Le dragon angolais

Publié le 7 septembre 2008 Lecture : 2 minutes.

Pour ceux qui, comme moi, ont « couvert » sur le terrain la guerre civile angolaise, connu Luanda sous la botte cubaine et crapahuté dans les maquis goulags du « warlord » Jonas Savimbi, les élections du 5 septembre, premières consultations démocratiques depuis l’indépendance, ont quelque chose d’historique et, au regard des ravages humains, psychologiques et économiques engendrés par un quart de siècle d’extrême violence, de miraculeux. Aussi ne m’attarderai-je point sur les dysfonctionnements, évidents, mais qui n’auront joué qu’à la marge d’un triomphe annoncé pour le parti au pouvoir, de ces législatives.
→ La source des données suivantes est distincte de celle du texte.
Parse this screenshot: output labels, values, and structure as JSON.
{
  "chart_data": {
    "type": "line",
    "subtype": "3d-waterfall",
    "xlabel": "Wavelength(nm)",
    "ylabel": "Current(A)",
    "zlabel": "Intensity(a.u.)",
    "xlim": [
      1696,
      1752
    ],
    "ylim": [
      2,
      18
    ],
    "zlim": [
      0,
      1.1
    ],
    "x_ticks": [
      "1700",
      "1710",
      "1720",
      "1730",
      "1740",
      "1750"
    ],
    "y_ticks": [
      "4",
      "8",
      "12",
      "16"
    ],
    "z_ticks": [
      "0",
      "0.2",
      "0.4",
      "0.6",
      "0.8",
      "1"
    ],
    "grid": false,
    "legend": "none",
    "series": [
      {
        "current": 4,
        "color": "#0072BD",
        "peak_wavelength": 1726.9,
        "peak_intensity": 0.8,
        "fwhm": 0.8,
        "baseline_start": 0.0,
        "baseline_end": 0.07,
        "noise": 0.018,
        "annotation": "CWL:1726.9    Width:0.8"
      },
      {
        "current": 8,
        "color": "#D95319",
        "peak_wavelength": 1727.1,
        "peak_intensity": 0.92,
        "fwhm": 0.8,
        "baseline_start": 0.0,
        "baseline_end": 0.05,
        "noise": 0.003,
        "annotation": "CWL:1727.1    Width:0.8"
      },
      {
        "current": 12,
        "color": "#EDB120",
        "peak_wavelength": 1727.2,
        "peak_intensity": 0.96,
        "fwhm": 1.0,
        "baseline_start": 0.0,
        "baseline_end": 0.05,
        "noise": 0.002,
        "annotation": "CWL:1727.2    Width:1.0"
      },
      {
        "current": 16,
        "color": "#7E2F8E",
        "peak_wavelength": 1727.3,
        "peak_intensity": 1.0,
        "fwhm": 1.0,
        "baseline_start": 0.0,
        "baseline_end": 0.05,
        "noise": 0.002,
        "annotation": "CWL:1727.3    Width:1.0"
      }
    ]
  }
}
L’essentiel est ailleurs : c’est bien à la naissance d’une vraie puissance africaine, à l’émergence d’un parrain régional enfin purgé de ses parasites intestinaux et des miasmes d’une décolonisation calamiteuse, que l’on assiste aujourd’hui. Au pouvoir depuis 29 ans, le président Dos Santos et son parti-État ont enfin compris que la légitimité issue de la lutte armée n’était pas un fonds de commerce inépuisable et qu’il leur fallait obtenir, sauf à être frappé du syndrome Mugabe, la seule qui vaille désormais : celle des urnes. Certes, le chef de l’État compte bien mettre à profit sa victoire pour briguer en 2009 un nouveau mandat. Mais l’Angola vient de si loin qu’on est presque tenté de lui pardonner cette entorse douloureuse au principe de bonne gouvernance.

D’autant que pour les 17 millions d’Angolais l’important n’est pas là. Avec son économie dont la taille a quadruplé depuis la fin de la guerre en 2002, avec son taux de croissance phénoménal de 21 % en 2007, avec ses 250 millions de dollars quotidiens de profits pétroliers estimés, avec son rang de quatrième producteur mondial de diamants, le pays croule sous l’argent tout en étant, en termes de développement humain, le 36e du continent africain : les deux tiers de sa population vivent encore avec moins de 2 dollars par jour. Jusqu’ici, le Niagara des pétrodollars a surtout servi à trois choses. Construire des infrastructures, permettre au pouvoir de s’affranchir de toute pression extérieure en remboursant ses dettes, en se passant des bailleurs de fonds internationaux et en maîtrisant l’inflation. Et enrichir, via la corruption, une nomenklatura ostentatoire, courtisée avec zèle par les majors du pétrole et au nationalisme ombrageux. Pendant la campagne électorale, José Eduardo Dos Santos a énormément promis en termes de redistribution de la manne. Dans les « musseques », ces bidonvilles qui jouxtent les enclaves rutilantes de l’or noir, on attend de voir pour le croire.